After my interest was piqued by hearing stories of a friend-of-a-friend visiting St Peter’s Seminary, I came across Bradley Garrett’s book Explore Everything. I pretty much consumed the book in a day, scribbling and underlining as I went. If I’m going to spend the next year of my life constantly thinking, stressing and blabbering on about my research topic, it might as well be something interesting. Something that people may actually want to listen to? I’ve found it makes pretty good pub chat so far, so I can’t be going too far wrong.
A tour of online journals such as Environment and Planning D, Geography Compass, Transactions, and Progress in Human Geography revealed a modest (in size that is) but blossoming field of research. Within the handful of academic papers published, many are responses and rebuttals to each other. The healthy, and sometimes fiery, debate between those who are defining this emergent field of research is a jolly good read, and for me adds to the attraction of Urban Exploration as a research topic.
The study of Urban Exploration fits particularly well within the discipline of geography, not only for the historic associations with the term ‘exploration’. The use of embodied fieldwork to examine our relationships with space, and the sub-discipline of psychogeography both lend themselves to scrutinising the practice of urban exploration and more generally how people interact with liminal spaces within the city. This led me to the work of Ian Sinclair, which I will admit now that I couldn’t finish.
Bennett makes the distinction between Sinclair’s literary psychogeography,and the political psychogeography of Guy Debord and the Situationist International whose use of tactics such as dérive and détournement allowed them to ‘defamiliarise’ the heavily regulated experience of the city.

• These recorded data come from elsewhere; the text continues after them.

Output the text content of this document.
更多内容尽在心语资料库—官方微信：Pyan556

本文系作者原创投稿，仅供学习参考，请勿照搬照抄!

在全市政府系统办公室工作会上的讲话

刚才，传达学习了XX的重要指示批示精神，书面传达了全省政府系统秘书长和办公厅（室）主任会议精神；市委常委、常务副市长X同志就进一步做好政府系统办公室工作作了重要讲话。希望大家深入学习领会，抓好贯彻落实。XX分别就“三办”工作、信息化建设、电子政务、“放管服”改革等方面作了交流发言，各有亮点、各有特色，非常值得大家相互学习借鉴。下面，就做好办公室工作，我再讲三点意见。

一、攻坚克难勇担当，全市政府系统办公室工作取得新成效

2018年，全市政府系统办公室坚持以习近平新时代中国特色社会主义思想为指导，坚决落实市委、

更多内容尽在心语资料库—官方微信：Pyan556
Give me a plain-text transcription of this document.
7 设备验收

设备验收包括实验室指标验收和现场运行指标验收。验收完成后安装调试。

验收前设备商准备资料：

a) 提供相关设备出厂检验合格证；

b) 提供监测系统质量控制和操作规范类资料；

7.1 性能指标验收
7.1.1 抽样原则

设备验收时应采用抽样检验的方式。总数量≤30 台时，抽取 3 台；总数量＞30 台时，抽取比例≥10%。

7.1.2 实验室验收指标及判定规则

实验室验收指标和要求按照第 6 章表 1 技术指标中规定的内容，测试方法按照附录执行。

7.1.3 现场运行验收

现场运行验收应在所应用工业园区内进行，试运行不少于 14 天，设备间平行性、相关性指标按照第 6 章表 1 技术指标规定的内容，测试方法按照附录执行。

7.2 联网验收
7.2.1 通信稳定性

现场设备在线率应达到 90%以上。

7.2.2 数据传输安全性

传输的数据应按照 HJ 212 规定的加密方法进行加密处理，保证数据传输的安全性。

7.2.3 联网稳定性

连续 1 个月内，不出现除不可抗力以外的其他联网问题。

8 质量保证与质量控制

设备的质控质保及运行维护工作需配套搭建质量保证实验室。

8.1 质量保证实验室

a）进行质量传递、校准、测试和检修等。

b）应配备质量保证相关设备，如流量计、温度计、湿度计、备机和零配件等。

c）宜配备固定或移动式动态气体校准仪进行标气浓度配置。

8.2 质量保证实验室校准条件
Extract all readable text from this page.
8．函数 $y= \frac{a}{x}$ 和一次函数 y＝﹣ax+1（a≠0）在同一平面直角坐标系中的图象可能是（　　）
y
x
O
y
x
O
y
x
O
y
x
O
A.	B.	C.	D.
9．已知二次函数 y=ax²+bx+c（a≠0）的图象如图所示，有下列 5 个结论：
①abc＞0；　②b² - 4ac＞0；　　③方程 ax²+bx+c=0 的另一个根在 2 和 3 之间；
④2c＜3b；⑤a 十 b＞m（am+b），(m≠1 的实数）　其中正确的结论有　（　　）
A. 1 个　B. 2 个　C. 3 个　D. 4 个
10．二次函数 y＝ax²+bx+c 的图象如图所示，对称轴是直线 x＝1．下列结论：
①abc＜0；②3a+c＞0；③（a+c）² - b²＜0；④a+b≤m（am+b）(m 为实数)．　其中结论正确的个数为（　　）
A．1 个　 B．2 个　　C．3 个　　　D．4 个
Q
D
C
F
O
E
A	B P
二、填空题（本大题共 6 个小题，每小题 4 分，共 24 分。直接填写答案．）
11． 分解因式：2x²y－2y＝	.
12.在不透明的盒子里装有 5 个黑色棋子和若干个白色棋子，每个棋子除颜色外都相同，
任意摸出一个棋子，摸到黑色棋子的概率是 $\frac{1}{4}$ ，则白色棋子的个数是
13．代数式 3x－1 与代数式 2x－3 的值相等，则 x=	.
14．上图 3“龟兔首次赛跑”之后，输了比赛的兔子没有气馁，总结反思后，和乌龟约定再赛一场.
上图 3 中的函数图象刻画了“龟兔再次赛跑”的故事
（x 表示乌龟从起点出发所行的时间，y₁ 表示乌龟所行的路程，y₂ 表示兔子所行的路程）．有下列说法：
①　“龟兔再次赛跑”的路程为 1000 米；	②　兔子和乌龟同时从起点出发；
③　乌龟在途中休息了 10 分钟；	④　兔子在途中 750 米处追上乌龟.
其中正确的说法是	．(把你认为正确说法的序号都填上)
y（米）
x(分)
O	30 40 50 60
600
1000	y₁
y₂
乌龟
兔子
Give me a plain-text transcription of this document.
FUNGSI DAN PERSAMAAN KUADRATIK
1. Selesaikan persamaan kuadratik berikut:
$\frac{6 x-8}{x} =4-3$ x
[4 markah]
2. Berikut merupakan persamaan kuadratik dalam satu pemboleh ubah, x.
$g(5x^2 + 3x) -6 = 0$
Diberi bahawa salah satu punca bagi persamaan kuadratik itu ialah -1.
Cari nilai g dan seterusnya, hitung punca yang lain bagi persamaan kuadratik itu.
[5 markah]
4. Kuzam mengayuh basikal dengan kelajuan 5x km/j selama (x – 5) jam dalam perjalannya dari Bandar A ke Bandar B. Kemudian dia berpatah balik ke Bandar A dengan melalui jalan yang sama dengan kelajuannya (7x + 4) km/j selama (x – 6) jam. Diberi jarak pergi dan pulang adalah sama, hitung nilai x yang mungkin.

A far easier read was the coffee table esque ‘Beauty in Decay’ – a birthday present from my flatmates. The striking (perhaps over-edited) photographs are accompanied by possible motivations behind urban exploration. The ideas of risk and empowerment, the symbolism of ruins and the concept of abandoned spaces as a place for contemplation and catharsis are all possible reasons to reconsider ones interactions with the overstimulating yet highly regulated urban environment.